Full pipeline from parsing through search, visualization, and AI integration
8 programming languages parsed via Tree-sitter
1 non-code domain (archaeology) validated via custom extractor
Shared database mode supporting 100+ projects with cross-project queries
15 MCP tools for AI assistant integration
33 REST endpoints
React web UI with graph explorer, Cypher console, and 6-tab dashboard
AI summaries and Q&A via 4 LLM providers
Incremental indexing with git diff detection
AI data preservation across re-indexing and migration

Design Philosophy

MVP-first: Built in 12 phases, each extending the previous
Schema-driven: Domain knowledge lives in YAML, not code
Fail loudly: No silent failures – crashes are preferable to silent data corruption
Local-only: No cloud dependencies for core functionality (LLM providers are optional)
Extensible: New domains require only a YAML schema and an extractor

The Domain Generalization Story

Intelligence Engine started as a code-only tool (v0.1 through v0.20). The entire architecture was built around code concepts: functions, classes, methods, modules, CALLS, IMPORTS, EXTENDS.

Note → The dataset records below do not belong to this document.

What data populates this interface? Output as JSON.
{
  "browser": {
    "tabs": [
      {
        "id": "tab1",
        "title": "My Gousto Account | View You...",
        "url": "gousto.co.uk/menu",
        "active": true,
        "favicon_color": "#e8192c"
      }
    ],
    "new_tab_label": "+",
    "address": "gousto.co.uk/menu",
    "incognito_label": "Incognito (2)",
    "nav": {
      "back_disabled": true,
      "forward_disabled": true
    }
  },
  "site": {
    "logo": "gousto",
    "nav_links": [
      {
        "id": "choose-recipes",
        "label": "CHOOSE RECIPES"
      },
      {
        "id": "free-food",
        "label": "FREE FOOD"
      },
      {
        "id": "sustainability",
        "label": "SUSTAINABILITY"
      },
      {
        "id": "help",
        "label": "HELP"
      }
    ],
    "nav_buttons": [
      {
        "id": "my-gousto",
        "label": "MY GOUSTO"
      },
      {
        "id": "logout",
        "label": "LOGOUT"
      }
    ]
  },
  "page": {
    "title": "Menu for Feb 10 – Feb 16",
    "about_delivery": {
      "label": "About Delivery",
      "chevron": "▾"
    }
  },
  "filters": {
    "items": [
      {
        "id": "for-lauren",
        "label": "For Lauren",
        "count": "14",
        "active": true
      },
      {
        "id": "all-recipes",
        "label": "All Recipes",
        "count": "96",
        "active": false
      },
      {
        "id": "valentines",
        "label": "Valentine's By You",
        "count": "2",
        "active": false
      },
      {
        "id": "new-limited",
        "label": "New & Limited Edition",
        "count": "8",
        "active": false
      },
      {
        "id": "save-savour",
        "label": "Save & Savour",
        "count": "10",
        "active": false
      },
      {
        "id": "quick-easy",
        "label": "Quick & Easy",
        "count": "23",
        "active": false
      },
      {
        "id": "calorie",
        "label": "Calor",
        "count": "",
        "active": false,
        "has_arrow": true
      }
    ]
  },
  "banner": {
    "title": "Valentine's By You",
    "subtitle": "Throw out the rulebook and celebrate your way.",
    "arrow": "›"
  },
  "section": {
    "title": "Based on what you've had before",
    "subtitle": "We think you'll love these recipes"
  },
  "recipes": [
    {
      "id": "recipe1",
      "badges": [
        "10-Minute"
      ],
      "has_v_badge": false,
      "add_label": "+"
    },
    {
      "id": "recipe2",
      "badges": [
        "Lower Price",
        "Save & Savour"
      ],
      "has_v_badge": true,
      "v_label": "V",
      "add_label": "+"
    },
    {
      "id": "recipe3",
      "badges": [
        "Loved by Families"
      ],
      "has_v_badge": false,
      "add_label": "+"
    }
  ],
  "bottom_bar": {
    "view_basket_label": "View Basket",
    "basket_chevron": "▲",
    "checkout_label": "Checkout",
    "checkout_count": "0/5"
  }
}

At v0.21.0, the architecture was generalized:

Hardcoded entity types became schema-defined entity types from YAML
Single Entity table became domain-scoped tables (Entity_code, Entity_archaeology)
Tree-sitter-only parsing became pluggable extractors (Tree-sitter or custom modules)
Code-specific search fields became configurable search profiles per domain
Code-specific health checks became domain-aware health checks with skip types and metric selection

The archaeology domain was chosen as the validation case because it’s maximally different from code – no AST, no Tree-sitter, completely different entity semantics. Its successful implementation confirms that the domain abstraction works.

Technology Choices

Decision	Choice	Reason
Graph DB	KuzuDB	Embedded, Cypher support, excellent Python bindings
Vector DB	LanceDB	Embedded, fast, incremental operations
Embeddings	all-MiniLM-L6-v2	384-dim, CPU-friendly, good quality/size ratio
Parser	Tree-sitter	Native Python bindings, multi-language, fast
MCP	FastMCP	Python-native, simple tool definition
Web backend	FastAPI	Async, fast, good typing support
Web frontend	React + Sigma.js	Component model + purpose-built graph visualization
Search fusion	RRF	Simple, robust, no training data needed

See decisions.md for the full architectural decision log.